Executions will be something like this:
First argument is being passed as a key of the object and respective function is executed with arguments..
var calculate=function(x, y, operation)
{
//operations['+'](38, 4);
//operations['-'](47, 3);
return operations[operation](x, y);
};
Im just getting started on d3.js and was going through Nick's source code on github here and got stuck at the part where he is passing a function as data into d3.js.
The var x in the function assigned to next var gets incremented from 0 to the loop counter as i show in the jsbin link below. I cant quite wrap my head around how x gets incremented automatically and how does it know the loop counter that it needs to get incremented upto everytime.
the next variable is called from >> newdata from the >>render function ?
I just setup a jsbin here
This part:
.data(newData);
is simply going to call the newData function and bind the return to the selection.
So each call to render in the setInterval simply pushes the next function into his data array.
This part then:
selection.attr("class", "v-bar")
.style("height", function (d, i) {
return d(i) + "px"; // <- E
})
.select("span")
.text(function(d, i){
return d(i); // <- F
});
Calls d which is the next function for each element in the data array. It's passing the index position in the data array.
So the first render call is:
15 + 0 * 0;
Second is:
15 + 0 * 0;
15 + 1 * 1;
Third is:
15 + 0 * 0;
15 + 1 * 1;
15 + 2 * 2;
First, for simplification, this
var selection = d3.select("#container").selectAll("div")
.data(newData); // <- D
is just like writing
var arrayOfFunctions = newData();
var selection = d3.select("#container").selectAll("div")
.data(arrayOfFunctions); // <- D
So, for example, calling this code 3 times (via setInterval) builds up arrayOfFunctions like this:
arrayOfFunctions = [
function (x) { return 15 + x * x; },
function (x) { return 15 + x * x; },
function (x) { return 15 + x * x; }
]
(Note: it's not literally like that, because in actuality they're just pointers to the same function next)

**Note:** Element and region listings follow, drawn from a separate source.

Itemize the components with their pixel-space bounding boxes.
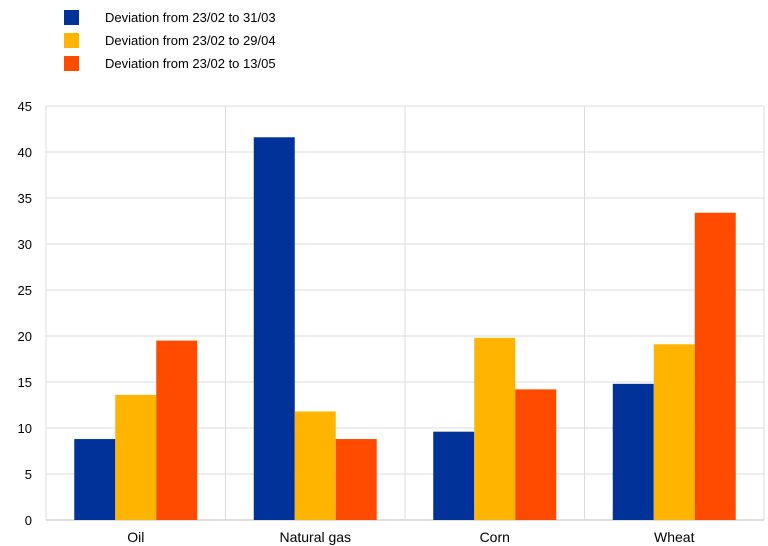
y-tick-label: 40: [18, 145, 32, 160]
y-tick-label: 10: [18, 421, 32, 436]
legend-label: Deviation from 23/02 to 13/05: [105, 56, 276, 71]
y-tick-label: 25: [18, 283, 32, 298]
legend-swatch: [64, 10, 79, 25]
y-tick-label: 35: [18, 191, 32, 206]
legend-label: Deviation from 23/02 to 31/03: [105, 10, 276, 25]
legend-label: Deviation from 23/02 to 29/04: [105, 33, 276, 48]
legend-swatch: [64, 56, 79, 71]
bar: [653, 344, 695, 520]
bar: [253, 137, 295, 520]
bar: [694, 212, 736, 520]
bar: [294, 411, 336, 520]
x-tick-label: Wheat: [654, 529, 695, 545]
bar: [115, 394, 157, 520]
legend-swatch: [64, 33, 79, 48]
bar: [474, 337, 516, 520]
legend-item: Deviation from 23/02 to 29/04: [64, 29, 276, 52]
y-tick-label: 15: [18, 375, 32, 390]
legend-item: Deviation from 23/02 to 31/03: [64, 6, 276, 29]
bar: [433, 431, 475, 520]
y-tick-label: 30: [18, 237, 32, 252]
bar: [74, 439, 116, 520]
bar: [156, 340, 198, 520]
x-tick-label: Natural gas: [279, 529, 351, 545]
legend-item: Deviation from 23/02 to 13/05: [64, 52, 276, 75]
y-tick-label: 45: [18, 99, 32, 114]
chart-legend: Deviation from 23/02 to 31/03 Deviation …: [64, 6, 276, 75]
bar: [612, 383, 654, 520]
bar: [515, 389, 557, 520]
x-tick-label: Oil: [127, 529, 144, 545]
x-tick-label: Corn: [480, 529, 510, 545]
y-tick-label: 5: [25, 467, 32, 482]
y-tick-label: 20: [18, 329, 32, 344]
y-tick-label: 0: [25, 513, 32, 528]
bar: [335, 439, 377, 520]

So nothing about that increments x. But once it binds those functions to DOM elements (via data(arrayOfFunctions) and runs through this bit:
selection.attr("class", "v-bar")
.style("height", function (d, i) {
return d(i) + "px"; // <- E
})
d is function (x) { return 15 + x * x; } and i (which is 0, 1, or 2) is passed in as x to that function when it calls d(i).
And that's what essentially increments x.